American astrophysicist

Omer Michael Blaes (born April 30, 1961) is an American astrophysicist. He is a professor of physics at University of California, Santa Barbara.

== Early life and education ==
Blaes was born April 30, 1961. He completed a BSc with first class honors in astrophysics at Queen Mary University of London in August 1983. He earned a MPhil in physics, cum laude, from the International School for Advanced Studies (SISSA) in October 1985. He completed a PhD in physics at SISSA in September 1986. His doctoral advisor was Marek Abramowicz. Blaes' dissertation was titled The Stability of Thick Accretion Disks. Blaes was the Chaim Weizmann Research Fellow in Theoretical Physics at California Institute of Technology from October 1, 1986, to September 30, 1989. He was a research associate at the Canadian Institute for Theoretical Astrophysics from October 12, 1989, to August 31, 1993.

== Career ==
On September 1, 1993, Blaes became an assistant professor in the department of physics at University of California, Santa Barbara (UCSB).
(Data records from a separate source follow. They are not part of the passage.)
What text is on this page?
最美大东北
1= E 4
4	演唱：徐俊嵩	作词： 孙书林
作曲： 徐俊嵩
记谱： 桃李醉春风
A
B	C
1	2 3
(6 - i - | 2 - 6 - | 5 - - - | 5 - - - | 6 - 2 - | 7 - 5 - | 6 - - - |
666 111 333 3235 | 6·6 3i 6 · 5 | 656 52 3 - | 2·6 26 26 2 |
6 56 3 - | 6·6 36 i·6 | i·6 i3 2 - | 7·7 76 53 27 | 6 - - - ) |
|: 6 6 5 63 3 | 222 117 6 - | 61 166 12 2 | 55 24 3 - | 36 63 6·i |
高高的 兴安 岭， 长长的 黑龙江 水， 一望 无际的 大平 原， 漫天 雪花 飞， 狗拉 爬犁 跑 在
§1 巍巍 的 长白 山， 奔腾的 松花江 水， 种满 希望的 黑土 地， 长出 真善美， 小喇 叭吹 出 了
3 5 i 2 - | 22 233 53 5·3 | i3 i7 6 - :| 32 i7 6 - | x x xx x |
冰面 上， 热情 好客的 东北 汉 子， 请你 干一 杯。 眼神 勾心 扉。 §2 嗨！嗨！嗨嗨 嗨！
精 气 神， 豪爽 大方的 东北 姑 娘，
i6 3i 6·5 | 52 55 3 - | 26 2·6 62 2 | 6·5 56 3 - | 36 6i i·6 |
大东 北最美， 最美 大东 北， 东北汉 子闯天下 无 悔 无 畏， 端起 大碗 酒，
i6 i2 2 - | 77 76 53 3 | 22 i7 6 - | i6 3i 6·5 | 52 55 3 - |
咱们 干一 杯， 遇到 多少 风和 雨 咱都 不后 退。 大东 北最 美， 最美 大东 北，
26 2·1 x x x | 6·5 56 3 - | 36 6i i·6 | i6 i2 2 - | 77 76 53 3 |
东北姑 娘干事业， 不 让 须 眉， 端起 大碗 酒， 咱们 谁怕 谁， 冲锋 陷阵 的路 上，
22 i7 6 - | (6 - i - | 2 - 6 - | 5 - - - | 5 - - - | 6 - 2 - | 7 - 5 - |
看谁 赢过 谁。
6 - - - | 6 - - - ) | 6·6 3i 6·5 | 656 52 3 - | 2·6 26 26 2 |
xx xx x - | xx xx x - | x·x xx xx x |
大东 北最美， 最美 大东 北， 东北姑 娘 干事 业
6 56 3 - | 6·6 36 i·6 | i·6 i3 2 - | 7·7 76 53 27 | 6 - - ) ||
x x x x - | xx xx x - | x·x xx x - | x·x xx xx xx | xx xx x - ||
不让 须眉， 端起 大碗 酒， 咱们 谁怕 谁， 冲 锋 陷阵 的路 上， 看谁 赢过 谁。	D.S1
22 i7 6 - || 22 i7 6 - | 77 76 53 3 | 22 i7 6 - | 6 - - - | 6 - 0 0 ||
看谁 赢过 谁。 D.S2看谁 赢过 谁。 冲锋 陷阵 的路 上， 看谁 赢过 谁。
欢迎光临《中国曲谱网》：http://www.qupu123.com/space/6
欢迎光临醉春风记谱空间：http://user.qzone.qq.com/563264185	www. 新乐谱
He became an associate professor in 1998 and a professor at UCSB on July 1, 2004. Blaes served as chair of the UCSB physics department from July 1, 2010, to June 30, 2013. His research focuses on theoretical astrophysics (X- and gamma-ray astronomy) and compact objects (white dwarfs, neutron stars, and black holes). Much of his work in astrophysics focuses on the physics of accretion on black holes. He has looked at magneto rotational instability (MRI) and MRI turbulence in the innermost parts of accretion disks.

Omer oversees the outlist of the committee for sexual-orientation and gender minorities in astronomy in the American Astronomical Society.

== Personal life ==
Blaes came out as gay at the age of 28 while he was a postdoctoral researcher in Toronto. Blaes was married to his husband before the 2008 California Proposition 8.